Doch schliesslich am nächsten Morgen, Arthurs war ganz kaputt, fuhren wir weiter nach Cherkassy, zu einem guten Freund von mir, welcher sich nach langem Arbeitsleben in Deutschland eine Haus in der Nähe des Dnjeper gebaut hat, auf dem alten Familiengrundstück, welches unter Stalin den Flüchtlingen vor dem Staudamm zugewiesen wurden, sie bekahmen nur das Grundstück, ads Haus konnten sie selber sehen was sie noch vor der Flutung zusammentragen konnten.
Die Dnjeper hat fast eine so grosse Breite und Ausdehnung in Cherkassy, das man zumal mit den windigen Wellen den Eindruck gewinnen könnte am Meer zu sein.
Seine Schwester welche noch nie ausserhalb der Ukraine war, möchte mit uns und ihrem Sohn nach Lublin/Polen mitfahren, um auch die Grenzüberquerung mit uns gemeinsam einfacher zu haben.
Beeindruckend dann hinter Kiew noch die riesige Burgfestung Nigzipui, ein dem polnischen Adel gehöriger Koloss, in den 50er Jahren ausgebrannt (3 Tage wütete das Feuer). Heute kann man es besichtigen, innen gibt es nichts zu sehen, Eintritt wird verlangt aber offiziel verschieben sich immer die Öffnungszeiten, sodas wir zweimal im Innenhof waren ohne offiziell etwas besichtigt zu haben. Ein imposanter Ausblick auf die riesige galizische Landebene unter einem welche sich über afst 50 km sichtbar hinstreckt, unwillkürlich muss an die Erzählungen und Stimmungen von Joseph Roth denken.
Die Grenze wie immer ein Geduldsspiel, als Bus winkt man mich zwar an der PKW Reihe vorbei, was schon mal fast einen Tag Vorsprung gibt, dann aber wieder die Bus Nichtbus Diskussion.

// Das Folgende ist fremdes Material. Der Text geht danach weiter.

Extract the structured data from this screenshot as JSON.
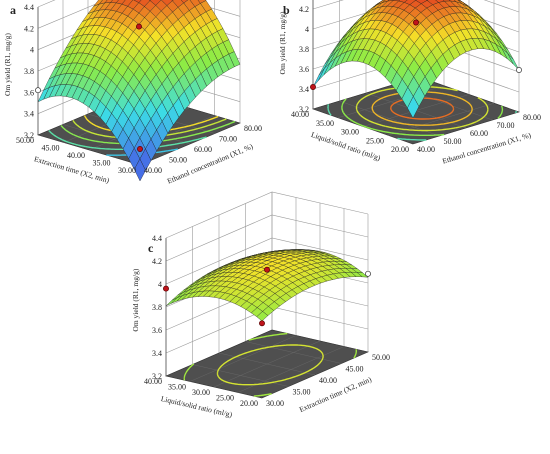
{
  "chart_data": [
    {
      "type": "surface",
      "panel_label": "a",
      "zlabel": "Om yield (R1, mg/g)",
      "xlabel": "Ethanol concentration (X1, %)",
      "ylabel": "Extraction time (X2, min)",
      "x_ticks": [
        "40.00",
        "50.00",
        "60.00",
        "70.00",
        "80.00"
      ],
      "y_ticks": [
        "30.00",
        "35.00",
        "40.00",
        "45.00",
        "50.00"
      ],
      "z_ticks": [
        "3.2",
        "3.4",
        "3.6",
        "3.8",
        "4",
        "4.2",
        "4.4"
      ],
      "x_range": [
        40,
        80
      ],
      "y_range": [
        30,
        50
      ],
      "z_range": [
        3.2,
        4.4
      ],
      "surface": {
        "c": 4.18,
        "ax": 0.4,
        "ay": 0.28,
        "ax2": -0.18,
        "ay2": -0.32,
        "axy": 0.05
      },
      "design_points": [
        {
          "x": 60,
          "y": 40,
          "z": 4.16,
          "above": true
        },
        {
          "x": 80,
          "y": 50,
          "z": 4.22,
          "above": true
        },
        {
          "x": 40,
          "y": 30,
          "z": 3.35,
          "above": true
        },
        {
          "x": 40,
          "y": 50,
          "z": 3.62,
          "above": false
        }
      ]
    },
    {
      "type": "surface",
      "panel_label": "b",
      "zlabel": "Om yield (R1, mg/g)",
      "xlabel": "Ethanol concentration (X1, %)",
      "ylabel": "Liquid/solid ratio (ml/g)",
      "x_ticks": [
        "40.00",
        "50.00",
        "60.00",
        "70.00",
        "80.00"
      ],
      "y_ticks": [
        "20.00",
        "25.00",
        "30.00",
        "35.00",
        "40.00"
      ],
      "z_ticks": [
        "3.2",
        "3.4",
        "3.6",
        "3.8",
        "4",
        "4.2",
        "4.4"
      ],
      "x_range": [
        40,
        80
      ],
      "y_range": [
        20,
        40
      ],
      "z_range": [
        3.2,
        4.4
      ],
      "surface": {
        "c": 4.36,
        "ax": 0.1,
        "ay": 0.0,
        "ax2": -0.42,
        "ay2": -0.4,
        "axy": 0.02
      },
      "design_points": [
        {
          "x": 60,
          "y": 30,
          "z": 4.08,
          "above": true
        },
        {
          "x": 60,
          "y": 30,
          "z": 4.36,
          "above": true
        },
        {
          "x": 80,
          "y": 20,
          "z": 3.62,
          "above": false
        },
        {
          "x": 40,
          "y": 40,
          "z": 3.42,
          "above": true
        }
      ]
    },
    {
      "type": "surface",
      "panel_label": "c",
      "zlabel": "Om yield (R1, mg/g)",
      "xlabel": "Extraction time (X2, min)",
      "ylabel": "Liquid/solid ratio (ml/g)",
      "x_ticks": [
        "30.00",
        "35.00",
        "40.00",
        "45.00",
        "50.00"
      ],
      "y_ticks": [
        "20.00",
        "25.00",
        "30.00",
        "35.00",
        "40.00"
      ],
      "z_ticks": [
        "3.2",
        "3.4",
        "3.6",
        "3.8",
        "4",
        "4.2",
        "4.4"
      ],
      "x_range": [
        30,
        50
      ],
      "y_range": [
        20,
        40
      ],
      "z_range": [
        3.2,
        4.4
      ],
      "surface": {
        "c": 4.1,
        "ax": 0.0,
        "ay": -0.02,
        "ax2": -0.12,
        "ay2": -0.14,
        "axy": 0.01
      },
      "design_points": [
        {
          "x": 40,
          "y": 30,
          "z": 4.02,
          "above": true
        },
        {
          "x": 30,
          "y": 40,
          "z": 3.96,
          "above": true
        },
        {
          "x": 50,
          "y": 20,
          "z": 3.88,
          "above": false
        },
        {
          "x": 30,
          "y": 20,
          "z": 3.85,
          "above": true
        }
      ]
    }
  ]
}
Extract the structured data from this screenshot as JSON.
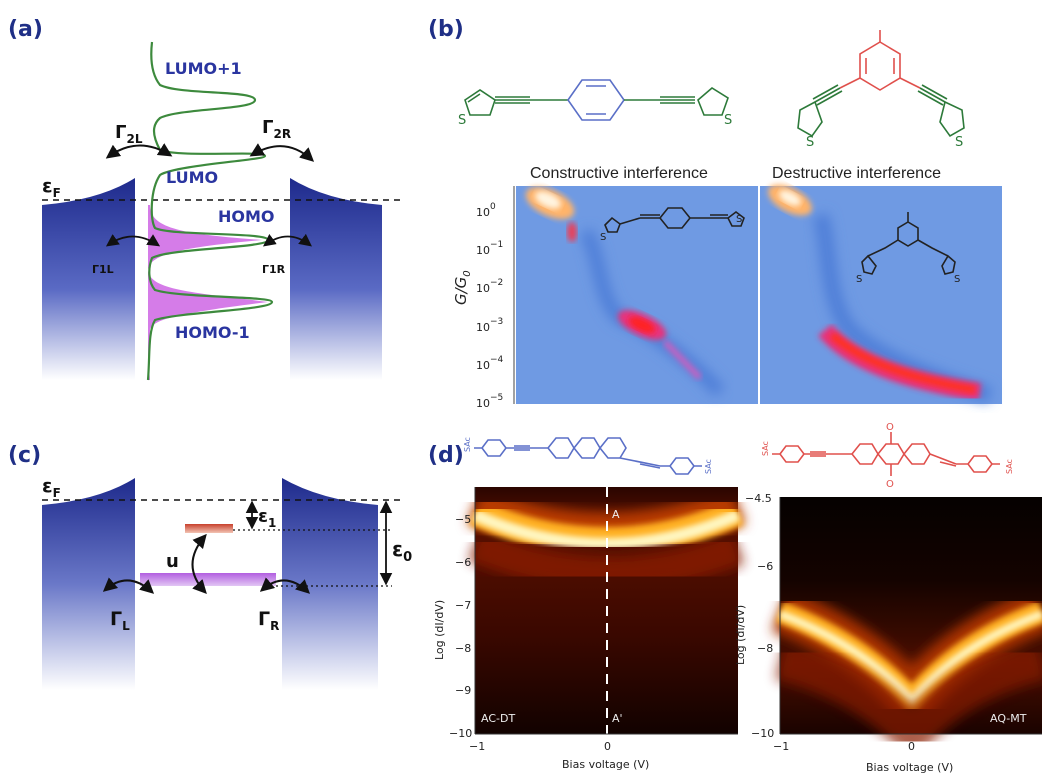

Derweil unsere Esten immer betrunkener werden, begreifen auch die Zöllner das mit diesem Hippiebus nicht viel anzufangen ist, eine oberflächliche Durchsuchung und dann nach afst 4 Stunden wieder in Polen.
Technsich zwei kleine Beulen, eine beim Rangieren und eine beim Aufsetzen mit dem Vorderteil in einem hüftgrossen Schlagloch.
Ein Auspuffabriss, ein platter Reifen (Wunder wie wenig?), der Bremsdruckluftschlauch (gleich zweimal), ein Spiegelabriss, eine lose Vorderfederhalterung, lose Sitzhalterungen durch das ewige Gerumpel, – aber immer noch zuverlässig der fast 45 jahre alte Bus.